Let $p \in M$. Due to the normal form of smooth submersions, there are smooth chart $(U_p, y_p)$ of $M$, $(V_{f(p)}, x_{f(p)})$ of $N$, containing $p$ and $f(p)$, respectively, such that:
$$ x_{f(p)}\circ f \circ (y_p)^{-1}(z_1, \ldots, z_m) = (z_1, \ldots, z_n)$$
Then, it isn't hard to prove that for $i \in \left \{ 1, \ldots, n\right \}$
$$\mathrm{d}f_{p}\left ( \dfrac{\partial }{\partial y^i}\bigg|_{p} \right ) = \dfrac{\partial }{\partial x^i}\bigg|_{f(p)}$$
I'm not going to write down the subindex $p$ on the components of the charts, to not oversaturate notation.

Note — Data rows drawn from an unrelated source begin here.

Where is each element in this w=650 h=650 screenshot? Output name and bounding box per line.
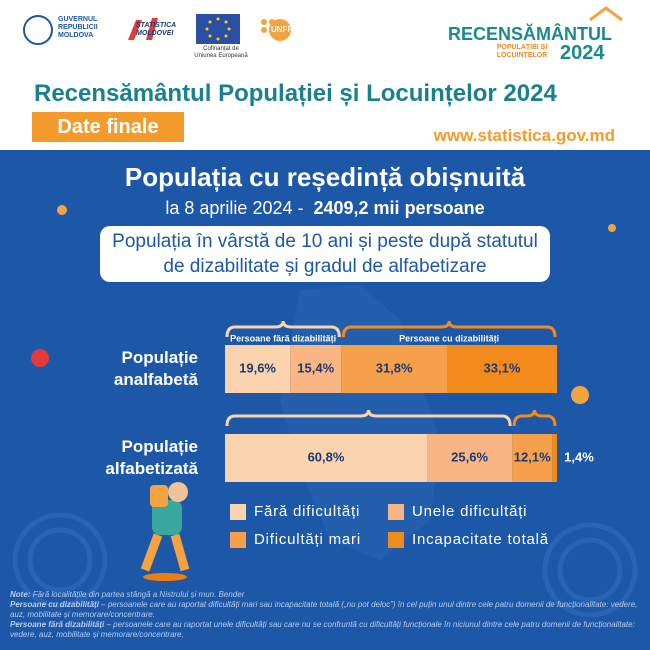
note-term: Persoane fără dizabilități [10, 620, 105, 629]
main-title: Recensământul Populației și Locuințelor … [34, 80, 557, 107]
chart-title: Populația cu reședință obișnuită [124, 162, 526, 192]
brace [225, 320, 341, 338]
unfpa-logo-text: UNFPA [271, 25, 298, 34]
bar-segment [512, 434, 553, 482]
note-text: – persoanele care au raportat unele difi… [10, 620, 635, 639]
bar-segment [552, 434, 557, 482]
value-label: 25,6% [451, 449, 488, 464]
value-label: 60,8% [308, 449, 345, 464]
bar-segment [427, 434, 513, 482]
legend-swatch [230, 504, 246, 520]
value-label: 19,6% [239, 360, 276, 375]
legend-swatch [230, 532, 246, 548]
subtitle-value: 2409,2 mii persoane [313, 198, 485, 218]
brace-label: Persoane fără dizabilități [230, 333, 336, 343]
notes: Note: Fără localitățile din partea stâng… [10, 590, 640, 640]
legend-swatch [388, 504, 404, 520]
legend-label: Unele dificultăți [412, 503, 527, 520]
bar-segment [225, 434, 428, 482]
note: Persoane fără dizabilități – persoanele … [10, 620, 640, 640]
note: Note: Fără localitățile din partea stâng… [10, 590, 640, 600]
chart-subtitle: la 8 aprilie 2024 - 2409,2 mii persoane [0, 198, 650, 219]
brace [225, 409, 512, 427]
bar-segment [446, 345, 557, 393]
note-term: Persoane cu dizabilități [10, 600, 99, 609]
bar-segment [225, 345, 291, 393]
brand-sub: POPULAȚIEI ȘI LOCUINȚELOR [496, 44, 548, 59]
bar-segment [290, 345, 342, 393]
chart-box-title: Populația în vârstă de 10 ani și peste d… [100, 226, 550, 282]
note: Persoane cu dizabilități – persoanele ca… [10, 600, 640, 620]
brace [512, 409, 557, 427]
brand-name: RECENSĂMÂNTUL [448, 24, 612, 44]
badge: Date finale [32, 112, 184, 142]
value-label: 15,4% [297, 360, 334, 375]
legend-label: Incapacitate totală [412, 531, 549, 548]
legend-swatch [388, 532, 404, 548]
value-label: 31,8% [376, 360, 413, 375]
brace [341, 320, 557, 338]
value-label: 12,1% [514, 449, 551, 464]
value-label: 1,4% [564, 449, 594, 464]
subtitle-text: la 8 aprilie 2024 - [165, 198, 304, 218]
url: www.statistica.gov.md [433, 126, 615, 145]
gov-logo-text: GUVERNUL REPUBLICII MOLDOVA [58, 16, 98, 39]
value-label: 33,1% [484, 360, 521, 375]
note-term: Note: [10, 590, 31, 599]
eu-logo-text: Cofinanțat de Uniunea Europeană [194, 46, 248, 59]
bar-segment [341, 345, 447, 393]
legend-label: Dificultăți mari [254, 531, 361, 548]
note-text: – persoanele care au raportat dificultăț… [10, 600, 638, 619]
note-text: Fără localitățile din partea stângă a Ni… [32, 590, 245, 599]
legend-label: Fără dificultăți [254, 503, 360, 520]
category-label: Populație alfabetizată [105, 437, 198, 478]
category-label: Populație analfabetă [113, 348, 198, 389]
brace-label: Persoane cu dizabilități [399, 333, 499, 343]
stat-logo-text: STATISTICA MOLDOVEI [136, 22, 176, 37]
brand-year: 2024 [560, 42, 605, 64]
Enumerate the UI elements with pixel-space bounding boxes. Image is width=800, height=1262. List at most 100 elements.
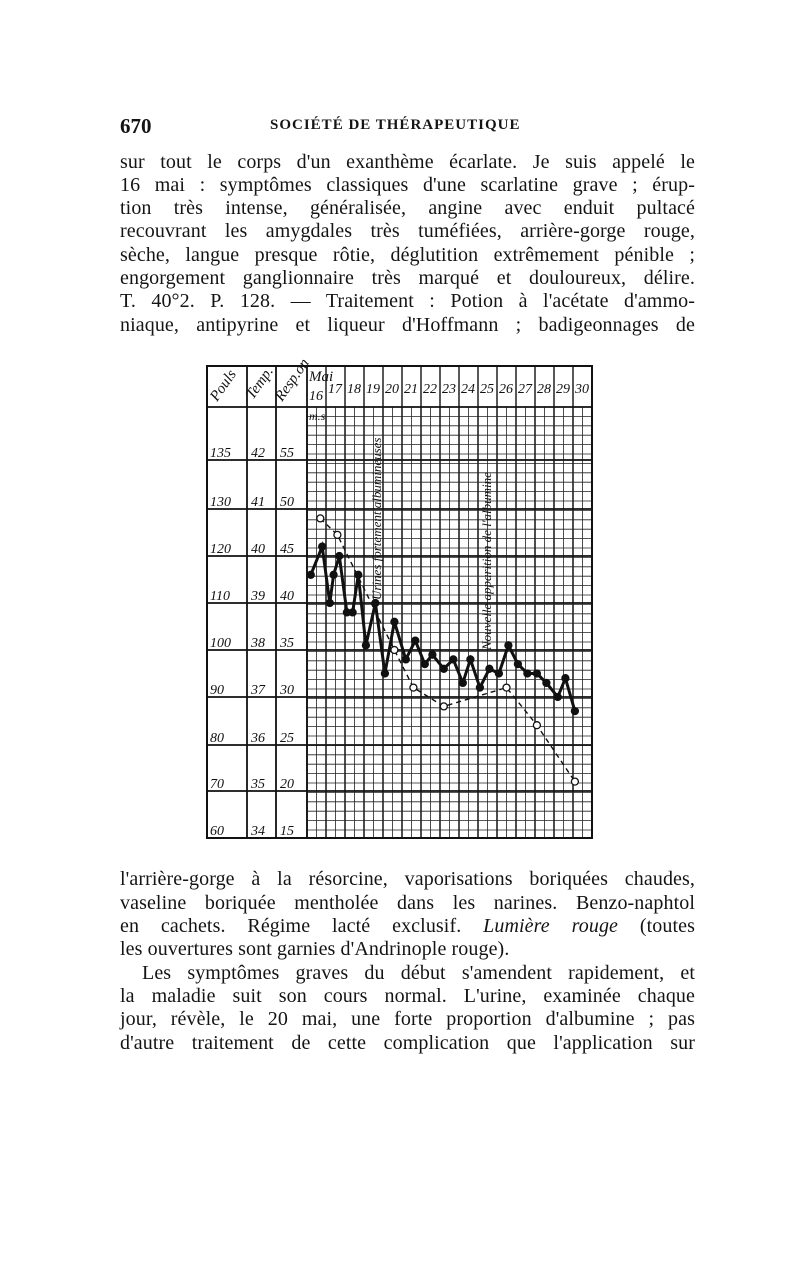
- annotations: Urines fortement albumineuses Nouvelle ap…: [369, 438, 494, 651]
- header-temp: Temp.: [243, 364, 277, 402]
- italic-term: Lumière rouge: [483, 915, 619, 937]
- temp-tick-label: 38: [250, 636, 265, 651]
- running-title: SOCIÉTÉ DE THÉRAPEUTIQUE: [270, 117, 521, 133]
- temp-tick-label: 40: [251, 542, 265, 557]
- pouls-tick-label: 120: [210, 542, 231, 557]
- temp-tick-label: 39: [250, 589, 265, 604]
- data-point: [428, 650, 437, 659]
- pouls-tick-label: 60: [210, 824, 224, 839]
- annotation-label: Nouvelle apparition de l'albumine: [479, 472, 494, 651]
- day-label: 18: [347, 382, 361, 397]
- temp-tick-label: 36: [250, 731, 265, 746]
- day-label: 30: [574, 382, 589, 397]
- text-segment: en cachets. Régime lacté exclusif.: [120, 915, 484, 937]
- pouls-tick-label: 70: [210, 777, 224, 792]
- day-label: 22: [423, 382, 437, 397]
- text-line: jour, révèle, le 20 mai, une forte propo…: [120, 1008, 695, 1030]
- data-point: [502, 683, 511, 692]
- resp-tick-label: 35: [279, 636, 294, 651]
- pouls-tick-label: 110: [210, 589, 230, 604]
- dashed-series-line: [319, 517, 576, 782]
- day-label: 20: [385, 382, 399, 397]
- text-line: sur tout le corps d'un exanthème écarlat…: [120, 151, 695, 173]
- day-label: 16: [309, 389, 323, 404]
- resp-tick-label: 30: [279, 683, 294, 698]
- data-point: [325, 598, 334, 608]
- series: [306, 514, 580, 786]
- data-point: [316, 514, 325, 523]
- data-point: [466, 655, 475, 664]
- data-point: [348, 608, 357, 617]
- day-label: 24: [461, 382, 475, 397]
- day-label: 27: [518, 382, 533, 397]
- temp-tick-label: 41: [251, 495, 265, 510]
- resp-tick-label: 50: [280, 495, 294, 510]
- text-line: 16 mai : symptômes classiques d'une scar…: [120, 174, 695, 196]
- data-point: [570, 706, 580, 716]
- resp-tick-label: 55: [280, 446, 294, 461]
- pouls-tick-label: 100: [210, 636, 231, 651]
- resp-tick-label: 25: [280, 731, 294, 746]
- day-labels: 16 17 18 19 20 21 22 23 24 25 26 27 28 29 30: [309, 382, 589, 404]
- data-point: [411, 636, 420, 645]
- data-point: [561, 674, 570, 683]
- data-point: [542, 678, 551, 688]
- text-line: T. 40°2. P. 128. — Traitement : Potion à…: [120, 290, 695, 312]
- row-labels: 135 42 55 130 41 50 120 40 45 110 39 40 100 38 35 90 37 3…: [210, 446, 294, 839]
- month-label: Mai: [308, 369, 333, 385]
- text-line: sèche, langue presque rôtie, déglutition…: [120, 244, 695, 266]
- data-point: [553, 692, 562, 702]
- temp-tick-label: 34: [250, 824, 265, 839]
- data-point: [449, 655, 458, 664]
- pouls-tick-label: 80: [210, 731, 224, 746]
- text-line: la maladie suit son cours normal. L'urin…: [120, 985, 695, 1007]
- pouls-tick-label: 130: [210, 495, 231, 510]
- resp-tick-label: 45: [280, 542, 294, 557]
- day-label: 25: [480, 382, 494, 397]
- text-line: l'arrière-gorge à la résorcine, vaporisa…: [120, 868, 695, 890]
- data-point: [523, 669, 532, 678]
- day-label: 17: [328, 382, 343, 397]
- day-label: 19: [366, 382, 380, 397]
- data-point: [570, 777, 580, 786]
- chart-grid: [306, 407, 593, 838]
- data-point: [401, 655, 410, 664]
- data-point: [458, 678, 467, 688]
- data-point: [335, 551, 344, 561]
- data-point: [513, 659, 523, 669]
- text-line: engorgement ganglionnaire très marqué et…: [120, 267, 695, 289]
- text-line: les ouvertures sont garnies d'Andrinople…: [120, 938, 510, 960]
- data-point: [390, 617, 399, 626]
- temp-tick-label: 37: [250, 683, 266, 698]
- text-line: vaseline boriquée mentholée dans les nar…: [120, 892, 695, 914]
- data-point: [532, 669, 542, 678]
- annotation-label: Urines fortement albumineuses: [369, 438, 384, 600]
- text-line: recouvrant les amygdales très tuméfiées,…: [120, 220, 695, 242]
- data-point: [333, 530, 342, 539]
- pouls-tick-label: 90: [210, 683, 224, 698]
- day-label: 23: [442, 382, 456, 397]
- data-point: [420, 659, 429, 669]
- data-point: [306, 570, 315, 579]
- text-line: Les symptômes graves du début s'amendent…: [142, 962, 695, 984]
- data-point: [532, 721, 542, 730]
- text-line: tion très intense, généralisée, angine a…: [120, 197, 695, 219]
- temp-tick-label: 42: [251, 446, 265, 461]
- data-point: [504, 641, 513, 650]
- chart-border: [206, 365, 593, 839]
- resp-tick-label: 40: [280, 589, 294, 604]
- data-point: [409, 683, 418, 692]
- day-label: 29: [556, 382, 570, 397]
- data-point: [485, 664, 494, 673]
- data-point: [318, 542, 327, 551]
- pouls-tick-label: 135: [210, 446, 231, 461]
- data-point: [439, 664, 448, 673]
- day-label: 28: [537, 382, 551, 397]
- day-label: 21: [404, 382, 418, 397]
- data-point: [475, 683, 485, 692]
- chart-frame: [206, 365, 593, 839]
- page-number: 670: [120, 114, 152, 138]
- resp-tick-label: 20: [280, 777, 294, 792]
- data-point: [380, 669, 390, 678]
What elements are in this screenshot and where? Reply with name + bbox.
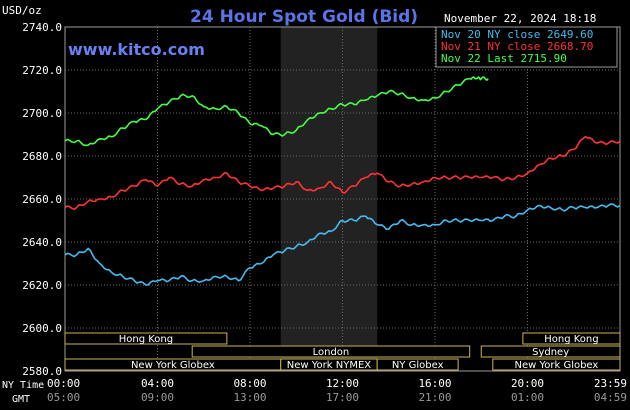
session-label: Hong Kong — [544, 334, 598, 345]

On the other hand, since $X$ is a vector field, it has a representation in $V_{f(p)}$ of the form
$$ X = \sum\limits_{i=1}^{n}g_i^p \dfrac{\partial }{\partial x^i}\bigg|_{f(p)}$$
Afterwards, just define the vector field $Y^p:U_p \to TM$ by
$$Y^p = \sum\limits_{i=1}^{n}\left ( g_i^p \circ f\right ) \dfrac{\partial }{\partial y^i}\bigg|_{p}$$
It is straightforward that $Y^p$ is a smooth vector field and
$$\mathrm{d}f_p\left ( Y^p(q)\right ) = X(f(q)) \quad \forall q \in U_p$$
Therefore, we have constructed a family of local vector fields that satisfies the required condition. Now, consider a partition of unity $\left \{ \xi_p\right \}_{p \in M}$ subordinate to $\left \{ U_p\right\}_{p \in M}$ and define
$$ Y = \sum\limits_{p \in M}\xi_p Y^p $$
Finally, $Y$ is a global smooth vector field that is $f$-related to $X$.